Douch nie sa culpabilité et se vautre au même moment dans une logorrhée à faire dresser les cheveux sur la tête. C'est le vieux syndrome du bourreau, responsable mais pas coupable. Plus je vous en dis, moins vous m'en comptez. Il s'est converti au Christ pour améliorer son avenir, aussi la seule question qui vaille à la fin met en doute l'existence de Dieu qui pour le coup ne s'est pas montré, et son corollaire, la justice dans l'au-delà. Car sur Terre, nous ne sommes pas outillés pour trouver et appliquer des peines à la hauteur de ces monstruosités. Tente-cinq ans de prison (soit la perpétuité à son âge) n'apaisera personne. Et le tuer non plus ! Ne doutant de rien, Douch, réclamant le pardon chrétien, a fait appel, ultime insulte au peuple cambodgien.

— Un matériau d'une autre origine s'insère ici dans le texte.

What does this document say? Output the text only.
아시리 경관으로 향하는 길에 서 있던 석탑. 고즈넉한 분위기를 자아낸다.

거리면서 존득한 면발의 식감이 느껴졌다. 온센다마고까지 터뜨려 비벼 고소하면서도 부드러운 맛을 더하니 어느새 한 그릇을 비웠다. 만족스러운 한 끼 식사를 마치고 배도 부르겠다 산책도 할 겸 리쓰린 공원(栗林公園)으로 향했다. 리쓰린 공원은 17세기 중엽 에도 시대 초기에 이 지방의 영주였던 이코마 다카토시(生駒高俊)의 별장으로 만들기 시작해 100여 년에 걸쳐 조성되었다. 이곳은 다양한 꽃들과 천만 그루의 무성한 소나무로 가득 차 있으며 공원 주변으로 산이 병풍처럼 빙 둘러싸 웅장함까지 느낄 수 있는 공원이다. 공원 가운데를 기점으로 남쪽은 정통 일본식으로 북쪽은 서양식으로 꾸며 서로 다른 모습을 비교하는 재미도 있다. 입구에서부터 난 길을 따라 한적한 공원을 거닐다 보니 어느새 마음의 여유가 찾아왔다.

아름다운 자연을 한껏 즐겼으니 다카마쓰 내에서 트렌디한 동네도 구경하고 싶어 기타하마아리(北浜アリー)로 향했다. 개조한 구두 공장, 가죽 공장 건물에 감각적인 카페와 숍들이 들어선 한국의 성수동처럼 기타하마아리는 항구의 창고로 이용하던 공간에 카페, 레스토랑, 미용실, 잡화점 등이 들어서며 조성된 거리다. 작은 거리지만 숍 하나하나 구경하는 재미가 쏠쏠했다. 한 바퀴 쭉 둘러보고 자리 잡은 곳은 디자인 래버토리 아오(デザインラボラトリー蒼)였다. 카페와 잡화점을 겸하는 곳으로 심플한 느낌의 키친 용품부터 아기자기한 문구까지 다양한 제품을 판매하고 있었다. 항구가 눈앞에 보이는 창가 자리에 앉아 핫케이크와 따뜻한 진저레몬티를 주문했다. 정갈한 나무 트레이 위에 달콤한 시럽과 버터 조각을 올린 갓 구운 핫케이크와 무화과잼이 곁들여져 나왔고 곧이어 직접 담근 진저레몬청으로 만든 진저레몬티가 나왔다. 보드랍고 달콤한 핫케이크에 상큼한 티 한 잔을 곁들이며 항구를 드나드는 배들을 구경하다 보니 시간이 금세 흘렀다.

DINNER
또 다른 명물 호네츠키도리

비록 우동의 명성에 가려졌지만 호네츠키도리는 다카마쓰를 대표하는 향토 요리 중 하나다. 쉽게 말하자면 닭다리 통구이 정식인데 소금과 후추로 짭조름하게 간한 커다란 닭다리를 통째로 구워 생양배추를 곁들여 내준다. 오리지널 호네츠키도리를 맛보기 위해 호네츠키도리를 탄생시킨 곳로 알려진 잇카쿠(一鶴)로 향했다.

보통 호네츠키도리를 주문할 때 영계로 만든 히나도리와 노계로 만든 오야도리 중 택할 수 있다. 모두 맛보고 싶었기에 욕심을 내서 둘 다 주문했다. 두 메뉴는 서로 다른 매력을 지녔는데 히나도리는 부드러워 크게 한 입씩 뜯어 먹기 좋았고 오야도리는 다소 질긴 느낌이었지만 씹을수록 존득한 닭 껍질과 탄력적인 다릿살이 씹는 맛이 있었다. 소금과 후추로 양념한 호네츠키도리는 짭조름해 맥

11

L'ONU a mis quatorze ans avant de réagir. Le régime y avait été protégé par la Patrie des Droits de l'Homme, impatiente de savonner la planche américaine après le discours de Phnom Penh du Général. Nous agîmes objectivement en soutien de l'Union soviétique et de la Chine populaire qui se disputaient comme chiens et chats un cimetière de dix-huit cent mille morts. "La France ne s'inquiète d'aucun régime, qui ne reconnaît que des Etats", disait-on au Quai d'Orsay. Belle lâcheté qui suivit et en précéda d'autres.

Certains pays, pires que nous, ne s'encombrent certes pas d'alibis, mais nous invoquons des "droits universels" que nous foulons allègrement, la flûte de champagne au bout des doigts. Notre politique étrangère de contorsion en remorque de la superpuissance du moment fait glousser dans les chancelleries, qui nous fit perdre il y a longtemps le triple A diplomatique.




Mise à jour du 3.02.2012
Ce vendredi la cour d'appel de Phnom-Penh a condamné l'effroyable Douch à la réclusion criminelle à perpétuité. Justice est faite sur terre. A suivre plus haut !

Mise à jour du 23.11.2016
La cour d'appel de Phnom-Penh a condamné à perpétuité Nuon Chea (90 ans) et Khieu Samphan (85 ans) suite à un jugement d'assises d'août 2014. Ils assuraient n'avoir pas été au courant des atrocités commises entre 1975 et 1979.